Authors
Oliwia Piwocka, Marika Musielak, Karolina Ampuła, Igor Piotrowski, Beata Adamczyk, Magdalena Fundowicz, Wiktoria Maria Suchorska & Julian Malicki
Abstract
Primary cell lines are invaluable for exploring cancer biology and investigating novel treatments. Despite their numerous advantages, primary cultures are laborious to obtain and maintain in culture. Hence, established cell lines are still more common. This study aimed to evaluate a range of techniques for isolating primary breast cancer cultures, employing distinct enzymatic compositions, incubation durations, and mechanical approaches, including filtration. Out of several protocols, we opted for a highly effective method (Method 5) that gave rise to a primary cell culture (BC160). This method combines mechanical disaggregation and enzymatic digestion with hyaluronidase and collagenase. Moreover, the paper addresses common issues in isolating primary cultures, shedding light on the struggle against fibroblasts overgrowing cancer cell populations.

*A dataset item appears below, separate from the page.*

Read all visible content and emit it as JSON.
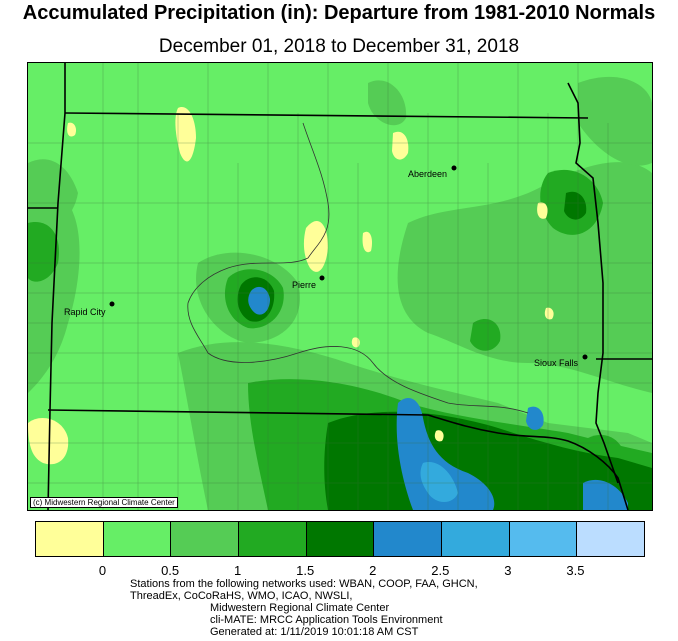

To make primary cell lines a preferred model, it is essential to elaborate and categorise isolation methods, develop approaches to separate heterogeneous cultures and investigate factors influencing the establishment of primary cell lines.
Background
Breast cancer (BC) is the most common neoplasm in women, responsible for 2,261,419 deaths in 2020, which makes it the highest mortality due to cancer in both developed and developing countries [1, 2]. Researchers predict decreasing mortality of breast cancer patients [3, 4] due to improvements in treatment methods, advancements in breast screening, and higher awareness among women [5]. During the last decades, the research on breast cancer was seminal for the development of innovative treatments for breast cancer. The elucidation of interpersonal genetic variations and functional characteristics with the help of primary cancer cell lines has been an important pre-requisite for this progress [6].
A primary cell line refers to a culture of cells directly derived from tissues or organs of an organism. These cells are typically used in laboratory research to study various aspects of cell biology, physiology, and disease. Unlike immortalized cell lines, which can divide indefinitely, primary cell lines have a limited lifespan in culture, reflecting the normal biological constraints of the cells [6]. Primary cancer cells can be obtained from surgically resected tissue samples, core biopsies, aspirates, pleural effusions, and autopsy materials. Cell populations can differ depending on the isolation method and the tissue composition of the collected material. Moreover, cells of the tumour microenvironment (TME) such as normal fibroblasts (NFs), cancer-associated fibroblasts (CAFs), endothelial cells, macrophages and lymphocytes, and endothelial cells are a crucial part of the experimental system [7].
Tumour resections and tumour biopsies are the favoured source for primary cultures [6, 8,9,10,11,12,13]. Primary cultures derived from tumour tissue preserve characteristics of the TME and the cells’ stem-like phenotype and display a specific cross-talk between healthy and malignant cells [14]. This intercellular cross-talk is critical during carcinogenesis, progression, and invasion and plays a vital role in response to therapy [15]. These features assure the validity of primary cultures as a model for preclinical studies or designing personalised therapy since patient-derived primary cells reflect tumour nature more accurately than immortalised cell lines [14]. Another advantage of primary cultures is a large transcriptomic and proteomic variety, which is important for personalized medicine research [16]. Moreover, primary cells preserve cellular markers and tissue functionality, while established cell lines often lose those properties [14]. Limitations of primary cell cultures are difficult isolation, short lifespan, and a finite ability to replicate [17]. Although established cell lines enable researchers to work on the same material worldwide, which guarantees replicability, and that feature has contributed to the formulation of many currently used therapies, primary cells are the better model according to individual requirements [14].
This article aimed to show the efficacy of different enzymatic and mechanical isolation methods for primary cancer cells applicable to breast cancer tumour biopsies. This paper systematises the current knowledge and protocols of isolation of primary BC cells and thus may serve as a compendium for this area of research. Moreover, the article addresses common issues in isolating primary cultures, shedding light on the struggle against fibroblasts overgrowing cancer cell populations.